NASA sees powerful thunderstorms in Tropical Storm Matmo
Strong thunderstorms reaching toward the top of the troposphere circled Tropical Storm Matmo's center and appeared in a band of thunderstorms on the storm's southwestern quadrant. Infrared imagery from NASA's Aqua satellite showed very cold temperatures that indicated the high cloud tops in the powerful storms.
Tropical cyclones consist of hundreds of thunderstorms. When NASA's Aqua satellite flew over Tropical Storm Matmo on July 17 at 16:59 UTC (12:59 p.m. EDT) on July 17, the Atmospheric Infrared Sounder (AIRS) instrument obtained infrared data on the tropical cyclone. AIRS showed some cloud top temperatures exceeded -63F/-52 C around the storm's center and in the southwestern quadrant of the storm indicating strong storms with the potential for heavy rainfall. The AIRS data was made into a false-colored image at NASA's Jet Propulsion Laboratory in Pasadena, California.

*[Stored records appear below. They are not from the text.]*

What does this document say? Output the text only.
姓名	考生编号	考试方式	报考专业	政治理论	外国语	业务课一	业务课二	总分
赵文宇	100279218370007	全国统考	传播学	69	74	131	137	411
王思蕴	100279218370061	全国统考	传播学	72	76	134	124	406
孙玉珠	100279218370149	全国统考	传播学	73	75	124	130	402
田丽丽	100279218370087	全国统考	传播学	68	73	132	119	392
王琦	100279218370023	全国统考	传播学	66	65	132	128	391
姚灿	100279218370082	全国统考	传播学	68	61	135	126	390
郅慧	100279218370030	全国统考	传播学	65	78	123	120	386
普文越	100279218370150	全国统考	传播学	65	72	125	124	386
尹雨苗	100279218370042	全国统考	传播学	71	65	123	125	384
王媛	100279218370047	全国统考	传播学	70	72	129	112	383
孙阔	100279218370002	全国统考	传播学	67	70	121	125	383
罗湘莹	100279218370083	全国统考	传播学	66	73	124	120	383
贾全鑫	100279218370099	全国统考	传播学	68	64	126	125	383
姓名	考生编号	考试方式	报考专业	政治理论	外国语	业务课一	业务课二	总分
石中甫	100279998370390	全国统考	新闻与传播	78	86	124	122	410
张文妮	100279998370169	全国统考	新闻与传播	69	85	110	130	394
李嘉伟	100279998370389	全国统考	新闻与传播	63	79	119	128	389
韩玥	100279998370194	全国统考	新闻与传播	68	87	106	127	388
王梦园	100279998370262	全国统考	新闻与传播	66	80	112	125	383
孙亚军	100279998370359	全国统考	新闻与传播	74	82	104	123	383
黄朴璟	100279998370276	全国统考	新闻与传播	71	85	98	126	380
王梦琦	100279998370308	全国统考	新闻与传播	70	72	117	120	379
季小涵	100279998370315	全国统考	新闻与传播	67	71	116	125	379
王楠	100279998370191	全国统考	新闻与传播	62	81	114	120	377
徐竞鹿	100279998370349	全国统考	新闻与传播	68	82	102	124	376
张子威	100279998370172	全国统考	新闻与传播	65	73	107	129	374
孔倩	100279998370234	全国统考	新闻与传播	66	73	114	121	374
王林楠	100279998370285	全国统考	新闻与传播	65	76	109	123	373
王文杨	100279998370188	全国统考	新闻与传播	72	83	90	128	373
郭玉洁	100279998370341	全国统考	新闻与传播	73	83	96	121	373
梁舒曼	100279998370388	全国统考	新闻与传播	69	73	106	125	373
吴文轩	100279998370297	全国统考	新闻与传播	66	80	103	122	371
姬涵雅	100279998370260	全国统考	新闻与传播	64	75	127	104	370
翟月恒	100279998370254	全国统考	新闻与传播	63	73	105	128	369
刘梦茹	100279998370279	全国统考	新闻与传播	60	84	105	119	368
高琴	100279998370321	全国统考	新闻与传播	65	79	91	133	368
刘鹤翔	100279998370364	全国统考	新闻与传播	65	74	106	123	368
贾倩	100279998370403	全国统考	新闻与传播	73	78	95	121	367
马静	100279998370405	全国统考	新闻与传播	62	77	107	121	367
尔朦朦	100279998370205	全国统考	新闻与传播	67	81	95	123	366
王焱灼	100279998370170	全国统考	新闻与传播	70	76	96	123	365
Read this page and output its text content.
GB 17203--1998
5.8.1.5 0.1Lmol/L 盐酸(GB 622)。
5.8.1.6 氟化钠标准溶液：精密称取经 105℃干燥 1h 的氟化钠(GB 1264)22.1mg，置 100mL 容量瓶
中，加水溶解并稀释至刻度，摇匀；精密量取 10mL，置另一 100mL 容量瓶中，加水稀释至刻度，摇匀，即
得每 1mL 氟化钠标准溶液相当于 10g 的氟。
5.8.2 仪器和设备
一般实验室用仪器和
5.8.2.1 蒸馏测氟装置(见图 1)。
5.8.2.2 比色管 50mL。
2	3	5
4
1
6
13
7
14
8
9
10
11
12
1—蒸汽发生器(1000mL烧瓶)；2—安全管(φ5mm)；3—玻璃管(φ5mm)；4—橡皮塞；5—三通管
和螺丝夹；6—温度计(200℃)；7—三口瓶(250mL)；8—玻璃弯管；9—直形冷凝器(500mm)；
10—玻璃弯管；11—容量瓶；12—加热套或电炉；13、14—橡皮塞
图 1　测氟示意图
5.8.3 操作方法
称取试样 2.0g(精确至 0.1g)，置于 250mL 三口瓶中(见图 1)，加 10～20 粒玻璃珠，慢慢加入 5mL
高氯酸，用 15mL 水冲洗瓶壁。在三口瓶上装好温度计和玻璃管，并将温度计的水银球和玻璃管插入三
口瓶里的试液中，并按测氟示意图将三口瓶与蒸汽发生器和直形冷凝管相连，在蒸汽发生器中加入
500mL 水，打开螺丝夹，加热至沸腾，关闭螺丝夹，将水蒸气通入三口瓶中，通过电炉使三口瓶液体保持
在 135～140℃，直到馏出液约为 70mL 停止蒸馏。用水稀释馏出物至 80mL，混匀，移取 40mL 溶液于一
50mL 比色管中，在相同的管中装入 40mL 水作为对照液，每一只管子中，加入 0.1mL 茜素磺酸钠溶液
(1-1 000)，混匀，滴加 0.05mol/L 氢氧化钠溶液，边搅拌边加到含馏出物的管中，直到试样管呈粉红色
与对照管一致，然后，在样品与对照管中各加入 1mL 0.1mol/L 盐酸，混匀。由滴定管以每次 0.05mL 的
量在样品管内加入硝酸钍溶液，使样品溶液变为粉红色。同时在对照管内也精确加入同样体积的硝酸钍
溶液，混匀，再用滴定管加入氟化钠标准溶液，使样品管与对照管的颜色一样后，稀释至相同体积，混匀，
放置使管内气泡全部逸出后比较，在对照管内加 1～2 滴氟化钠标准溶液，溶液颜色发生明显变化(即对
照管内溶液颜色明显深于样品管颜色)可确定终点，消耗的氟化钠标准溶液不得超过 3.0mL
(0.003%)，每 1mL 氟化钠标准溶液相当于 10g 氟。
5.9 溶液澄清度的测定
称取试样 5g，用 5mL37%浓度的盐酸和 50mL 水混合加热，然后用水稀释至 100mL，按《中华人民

On July 18 at 1500 UTC (11 a.m. EDT) Tropical Storm Matmo's maximum sustained winds were near 40 knots (46 mph/74 kph). Matmo was located approximately 222 nautical miles (255.5 miles/411.1 km) north of Koror, Palau, centered near 11.2 north latitude and 133.5 east longitude. Matmo has tracked west-northwestward at 3 knots (3.4 mph/5.5 kph).
The Joint Typhoon Warning Center forecast indicates that Matmo will reach typhoon intensity by July 20 as it continues on a northwesterly track toward landfall in northern Taiwan around July 23 as a typhoon.